The revolutionary Avignonnais, with the opening events…
September 1791 CE
The outcome was virtually civil war in the region, with assassinations and mob violence.
In the superheated atmosphere, following circulated reports of miraculous tears on the Madonna of the Cordeliers, a papist mob lynches a patriot municipal administrator, Nicolas Jean-Baptiste Lescuyer, who was falsely suspected of planning to seize church property.
Jean Duprat, a silk merchant elected mayor of Avignon the previous June, is suspected of having participated.
Some sixty persons are summarily executed in a tower of the Palais des Papes, following the lynching.
Amnesty for the executioners, as patriots, will be debated in Paris, as justice in revolutionary France becomes more and more politicized.

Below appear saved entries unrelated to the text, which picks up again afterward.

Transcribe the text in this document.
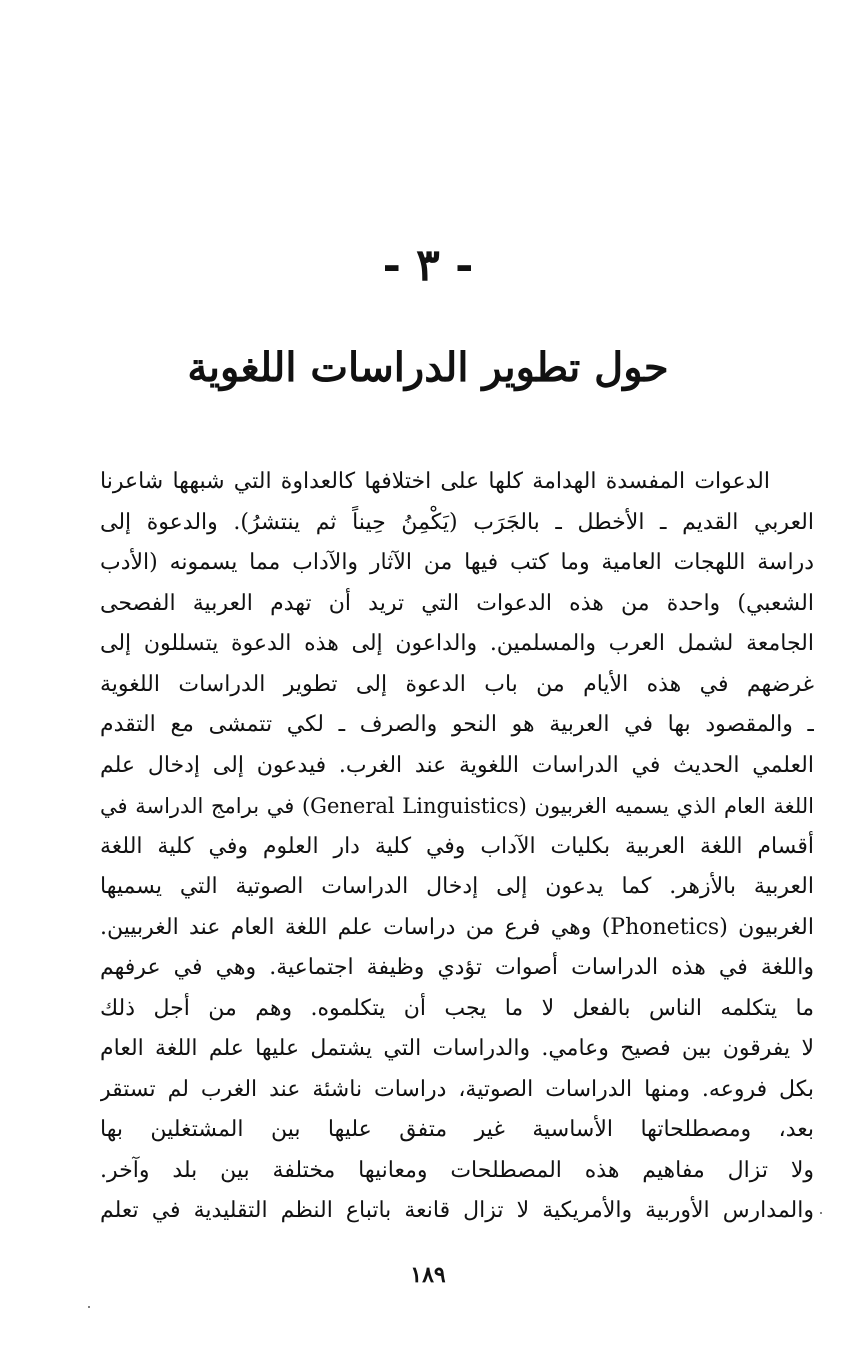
- ٣ -
حول تطوير الدراسات اللغوية
الدعوات المفسدة الهدامة كلها على اختلافها كالعداوة التي شبهها شاعرنا
العربي القديم ـ الأخطل ـ بالجَرَب (يَكْمِنُ حِيناً ثم ينتشرُ). والدعوة إلى
دراسة اللهجات العامية وما كتب فيها من الآثار والآداب مما يسمونه (الأدب
الشعبي) واحدة من هذه الدعوات التي تريد أن تهدم العربية الفصحى
الجامعة لشمل العرب والمسلمين. والداعون إلى هذه الدعوة يتسللون إلى
غرضهم في هذه الأيام من باب الدعوة إلى تطوير الدراسات اللغوية
ـ والمقصود بها في العربية هو النحو والصرف ـ لكي تتمشى مع التقدم
العلمي الحديث في الدراسات اللغوية عند الغرب. فيدعون إلى إدخال علم
اللغة العام الذي يسميه الغربيون (General Linguistics) في برامج الدراسة في
أقسام اللغة العربية بكليات الآداب وفي كلية دار العلوم وفي كلية اللغة
العربية بالأزهر. كما يدعون إلى إدخال الدراسات الصوتية التي يسميها
الغربيون (Phonetics) وهي فرع من دراسات علم اللغة العام عند الغربيين.
واللغة في هذه الدراسات أصوات تؤدي وظيفة اجتماعية. وهي في عرفهم
ما يتكلمه الناس بالفعل لا ما يجب أن يتكلموه. وهم من أجل ذلك
لا يفرقون بين فصيح وعامي. والدراسات التي يشتمل عليها علم اللغة العام
بكل فروعه. ومنها الدراسات الصوتية، دراسات ناشئة عند الغرب لم تستقر
بعد، ومصطلحاتها الأساسية غير متفق عليها بين المشتغلين بها
ولا تزال مفاهيم هذه المصطلحات ومعانيها مختلفة بين بلد وآخر.
والمدارس الأوربية والأمريكية لا تزال قانعة باتباع النظم التقليدية في تعلم
١٨٩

Mathieu Jouve Jourdan, nicknamed "Jourdan Coupe-Tête", will be implicated in the atrocities, eventually traduced to the revolutionary tribunal, condemned to death and guillotined on 8 prairial II (May 27, 1794).
The savage massacres of La Glacière, dramatized in popular engravings, are traumatic in the region and appall the reading public of the Age of Enlightenment; they will reverberate for a generation.
Jules Michelet will devote two chapters of his massive history of the Revolution to the massacres.